Same-sex seen as
non-issue for tourism

Travel companies say they don’t expect
a major impact on business

By Russ Lynch
Star-Bulletin



Major mainland travel companies that send tourists to Hawaii say their market won't be hurt by publicity over a state court ruling favoring gay marriages.

To them it's a nonissue and one major supplier in the Chicago area says Hawaii's tourist business will gain from it.

One of the biggest wholesalers of mainland-Hawaii tour packages, Westlake Village, Calif.-

based Pleasant Hawaiian Holidays, said the step toward allowing same-sex couples to marry won't make a difference.

"People are going to travel to Hawaii for reasons other than marriage," said Ken Phillips, a spokesman for Pleasant Hawaiian.

"We don't at this point see any significant impact one way or another," Phillips said.

Executives at his company have talked the issue over and don't agree with critics who say that gays and lesbians heading to Hawaii to get married will make the islands unpalatable to heterosexual vacationers.

"We don't see that as a factor," Phillips said.

Neither does Richard Kelley, chairman of Outrigger Hotels & Resorts, which operates more hotel rooms in Waikiki than anyone else.

"I don't see it as making a great deal of difference," Kelley said. He also said he doesn't expect many more gay and lesbian tourists coming to Hawaii 'than usual.

On Tuesday, Circuit Judge Kevin Change ruled that the state ban on same-sex marriages violates the Hawaii constitution. Yesterday, he stayed the ruling until the case is heard in state Supreme Court.

President Clinton in late September signed into law a marriage preservation act that allows states to make their own laws on the subject but also allows states to decline to recognize homosexual marriages that took place in other states.

"That really put a whole different complexion on it," Kelley said. People won't be able to come to the islands to get married and go home and have their marriages recognized, he said.

If anything publicity over this week's Hawaii court decision, brings attention to Hawaii as a tolerant place, said Paul Unger, vice president of marketing at Go Go Worldwide Vacations.

"It's definitely favorable," said Unger, whose New Jersey-based company has special Hawaii tours for gays and lesbians along with its standard Hawaii business.

"All you have to do is see what happened to Disney when Disney decided to grant certain benefits to companions. The religious right came along and promoted a boycott (of Disney) but the whole thing was absurd. It was totally ineffective," Unger said.
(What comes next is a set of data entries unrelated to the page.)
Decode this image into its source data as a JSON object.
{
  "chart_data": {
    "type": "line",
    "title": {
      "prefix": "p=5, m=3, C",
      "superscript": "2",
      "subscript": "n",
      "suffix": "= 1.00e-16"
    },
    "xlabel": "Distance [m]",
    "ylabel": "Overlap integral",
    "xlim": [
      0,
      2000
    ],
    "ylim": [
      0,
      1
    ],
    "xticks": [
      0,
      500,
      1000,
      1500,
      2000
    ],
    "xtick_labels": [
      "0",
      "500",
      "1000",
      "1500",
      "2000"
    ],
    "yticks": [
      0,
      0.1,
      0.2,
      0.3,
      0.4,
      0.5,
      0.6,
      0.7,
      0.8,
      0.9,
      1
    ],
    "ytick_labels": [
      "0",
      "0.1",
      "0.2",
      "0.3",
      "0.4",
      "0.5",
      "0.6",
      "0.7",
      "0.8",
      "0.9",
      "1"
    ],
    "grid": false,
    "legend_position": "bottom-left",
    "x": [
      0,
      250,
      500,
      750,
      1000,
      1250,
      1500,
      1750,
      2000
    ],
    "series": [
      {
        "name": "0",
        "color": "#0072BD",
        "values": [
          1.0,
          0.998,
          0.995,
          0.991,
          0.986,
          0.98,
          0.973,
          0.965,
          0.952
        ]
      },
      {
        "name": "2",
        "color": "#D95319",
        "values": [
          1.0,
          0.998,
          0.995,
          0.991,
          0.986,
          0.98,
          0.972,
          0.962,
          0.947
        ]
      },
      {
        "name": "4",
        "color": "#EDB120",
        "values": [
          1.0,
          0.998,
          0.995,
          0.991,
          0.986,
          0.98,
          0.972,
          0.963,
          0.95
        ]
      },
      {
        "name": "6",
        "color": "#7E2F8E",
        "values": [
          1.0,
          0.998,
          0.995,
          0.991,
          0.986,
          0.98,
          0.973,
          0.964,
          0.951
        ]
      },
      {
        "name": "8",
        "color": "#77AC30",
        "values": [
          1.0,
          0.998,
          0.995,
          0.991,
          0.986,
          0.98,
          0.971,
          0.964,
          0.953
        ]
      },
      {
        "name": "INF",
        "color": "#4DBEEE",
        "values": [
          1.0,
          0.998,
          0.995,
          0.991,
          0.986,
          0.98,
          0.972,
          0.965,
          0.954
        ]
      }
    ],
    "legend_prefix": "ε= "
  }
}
"If they decide to crusade against Hawaii for the same reason, it will be totally ineffective," he predicted.

Paul Casey, president of the Hawaii Visitors & Convention Bureau, was not available for comment but Gail Chew, HVCB vice president of communications, said Casey has taken no position on the issue.

Keith Vieira, vice president and director of marketing at ITT Sheraton Hawaii, said, "We view it as having positives and negatives."

"We go after honeymooners. Potentially we would have some of that business. (But) we're not that niche-targeted," Vieira said.

He said he doesn't think people will stay away from Hawaii if it allows same-sex marriages.

"Hawaii has always been a relatively liberal state and open minded," Vieira said.